Percona Configuration Wizard
Perhaps the most commonly used my.cnf tuning tool available is MySQLTuner. This program consists of a simple perl script. If your server is not currently set up to run perl then you will need to do this. It can be downloaded or in the case of Ubuntu server, installed directly using apt-get. Make sure your server has been up and used as it typically is for at least 24 hours. This use data is important to the script. Upon running this simple program, a report will be generated suggesting my.cnf configuration changes. Use this report with caution. While it will effectively identify some problems and will take care of the capacity estimations you might normally calculate by hand, it’s advice could potentially degrade performance in some cases. Make sure that you understand the changes you are making regardless of whether or not they have been suggested by an optimization tool.
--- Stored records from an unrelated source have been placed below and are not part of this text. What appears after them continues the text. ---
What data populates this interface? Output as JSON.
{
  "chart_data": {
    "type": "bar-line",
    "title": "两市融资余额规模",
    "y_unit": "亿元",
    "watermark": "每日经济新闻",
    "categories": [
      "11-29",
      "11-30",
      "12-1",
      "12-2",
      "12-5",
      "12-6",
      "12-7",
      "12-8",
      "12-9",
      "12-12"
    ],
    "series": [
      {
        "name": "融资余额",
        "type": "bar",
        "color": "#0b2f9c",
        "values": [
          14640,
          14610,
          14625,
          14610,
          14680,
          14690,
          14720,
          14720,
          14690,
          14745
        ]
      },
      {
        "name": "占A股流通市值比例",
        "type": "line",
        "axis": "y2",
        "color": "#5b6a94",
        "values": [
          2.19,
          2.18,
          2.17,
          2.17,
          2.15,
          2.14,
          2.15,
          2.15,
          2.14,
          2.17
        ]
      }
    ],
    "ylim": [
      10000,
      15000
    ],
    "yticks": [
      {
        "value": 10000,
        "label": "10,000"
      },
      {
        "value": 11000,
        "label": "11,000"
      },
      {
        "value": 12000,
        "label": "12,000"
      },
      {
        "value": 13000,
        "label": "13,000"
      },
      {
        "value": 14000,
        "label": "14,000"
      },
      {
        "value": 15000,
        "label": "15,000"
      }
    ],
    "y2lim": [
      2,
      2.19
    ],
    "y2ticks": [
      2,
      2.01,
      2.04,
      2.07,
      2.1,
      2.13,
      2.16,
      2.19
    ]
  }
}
Another interesting tool is the Percona configuration wizard. This online tool generates a fairly optimized my.cnf file for your database based on your answers to a sequence of questions. It could not get any easier than that 🙂
Table specification is done, as you are probably aware, through the create table command. Usually you will want your scripts to contain specification of fields, options, indexes and foreign keys all in one place. Check online for syntactical guides. Personally, I usually handle this process through an ide. Many people prefer to start with a db design tool such as DBVisualizer. In this case, you create a picture of your database design with tables connected at foreign keys by lines. Then, when satisfied you reverse engineer a create script through the software. I am not a big fan of this method as it seems slow to me however for others who are more visual it seems to work well. My MySQL client tool of choice is Navicat. It is fairly easy to use relative to the other options out there. To create a table, I will fill out a form with Navicat’s create table option which in turn generates the create sql for me. There are many free options out there as well, however Navicat essentials offers ssh tunneling, the ability to directly access a database that is not directly accessible to the internet, and this is important enough to me to warrant the 40$ a Navicat essentials license costs.
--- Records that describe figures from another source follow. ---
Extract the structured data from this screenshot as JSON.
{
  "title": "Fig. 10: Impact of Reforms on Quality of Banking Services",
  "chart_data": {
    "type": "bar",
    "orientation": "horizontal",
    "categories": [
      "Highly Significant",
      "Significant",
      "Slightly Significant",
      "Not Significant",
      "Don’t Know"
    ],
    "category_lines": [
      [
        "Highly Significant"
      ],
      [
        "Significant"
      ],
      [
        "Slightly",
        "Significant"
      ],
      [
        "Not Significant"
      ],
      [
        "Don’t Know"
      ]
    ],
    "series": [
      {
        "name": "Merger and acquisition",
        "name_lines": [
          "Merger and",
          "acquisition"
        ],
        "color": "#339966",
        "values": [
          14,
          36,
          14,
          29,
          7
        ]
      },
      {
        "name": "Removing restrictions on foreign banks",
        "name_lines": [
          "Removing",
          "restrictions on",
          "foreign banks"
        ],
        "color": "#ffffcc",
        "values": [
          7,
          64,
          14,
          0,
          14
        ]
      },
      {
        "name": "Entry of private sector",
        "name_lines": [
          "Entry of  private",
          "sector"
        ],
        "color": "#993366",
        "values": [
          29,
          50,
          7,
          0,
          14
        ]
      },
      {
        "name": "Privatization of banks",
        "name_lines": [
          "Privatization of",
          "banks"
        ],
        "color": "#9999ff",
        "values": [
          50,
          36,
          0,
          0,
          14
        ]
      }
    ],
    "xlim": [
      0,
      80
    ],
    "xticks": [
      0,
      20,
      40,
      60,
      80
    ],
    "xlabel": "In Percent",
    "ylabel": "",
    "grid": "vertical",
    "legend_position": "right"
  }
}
In the past, specification of foreign keys has been a requirement of good database design. Many db’s feel the same way about this now, especially those that have been around for a while. For most MySQL implementations, i agree that this is a helpful way of ensuring data integrity and wise to use. In the case of really large data sets, however, it is important to understand the cost of using foreign keys. In many cases, it may be better to rely upon the application for this integrity. For example, when an insert happens on a table with a foreign key, MySQL has to go check the key in a recursive fashion to make sure all required rows exist in the database according to the key. While this is usually more efficient than handling this check yourself(what a mess), this check can be costly performance wise. A happy medium can be achieved by creating foreign keys to control small inserts coming from the application but then disabling them using foreign_key_checks=0 when doing bulk loads. Of course you as the administrator are much less likely to make mistakes than the application programmers (haha). The performance gain by disabling these checks in a rigorously keyed database can be huge. We will discuss more about this when we address database loading and ETL.
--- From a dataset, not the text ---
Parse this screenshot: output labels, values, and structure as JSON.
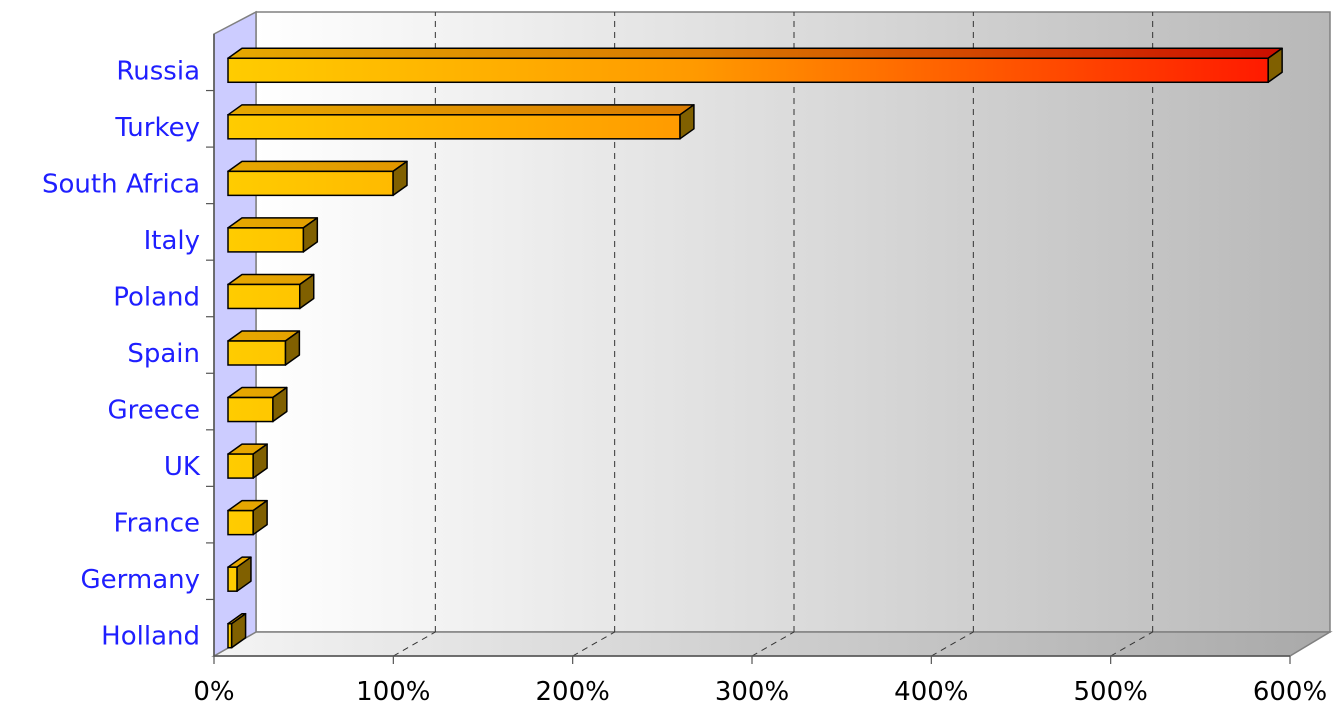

Another feature available in newer versions of MySQL is views. Views are selections from the data than can be used to offer apparently pre-joined tables for use by application programmers. While some sense can be seen in this as it may help in consistent and efficient caching of queries, this is probably of minimal importance. MySQL creates views on the fly for the most part either using a merge or temp tables depending upon the terms of the query. When tuning queries for performance, it is usually better to manage these joins per query at the application level as the path taken by the view function may not be optimal. Basically, like foreign keys, views are a luxury that should be avoided when optimal performance is desired.
A more effective way of providing a true pre-join to application developers is through the use of star schema tables. These are tables that contain required data from 2 or more standard tables populated usually directly after the base tables are loaded. A star schema table can be separately indexed and optimized for a particular need and can prevent costly joins from being preformed over and over at the application level through performing them one time during your ETL process. Your particular application will dictate how effective this technique is in increasing performance. In the past, space requirements would often limit the use of this technique however given the low cost of disk space now, this usually a better choice than a view for increasing the performance of often used joins.
Use of temporary tables is also a technique that may or may not be effective in your situation but can have its uses in large MySQL databases. Temporary tables are only available for the life of a connection. More information about the use of these is available online. More recent releases of MySQL handle temporary tables very effectively. In some cases, especially those in which a costly join produces a very small set of data needed for part of a query, memory usage can be optimized through the use of a temporary table. When building data transforms, you should consider temporary table use when this type of situation arises as ETL performance like all query performance quickly becomes unacceptable when disk paging is required.
drop procedure if exists load_prv_destination_table;
create procedure load_prv_destination_table()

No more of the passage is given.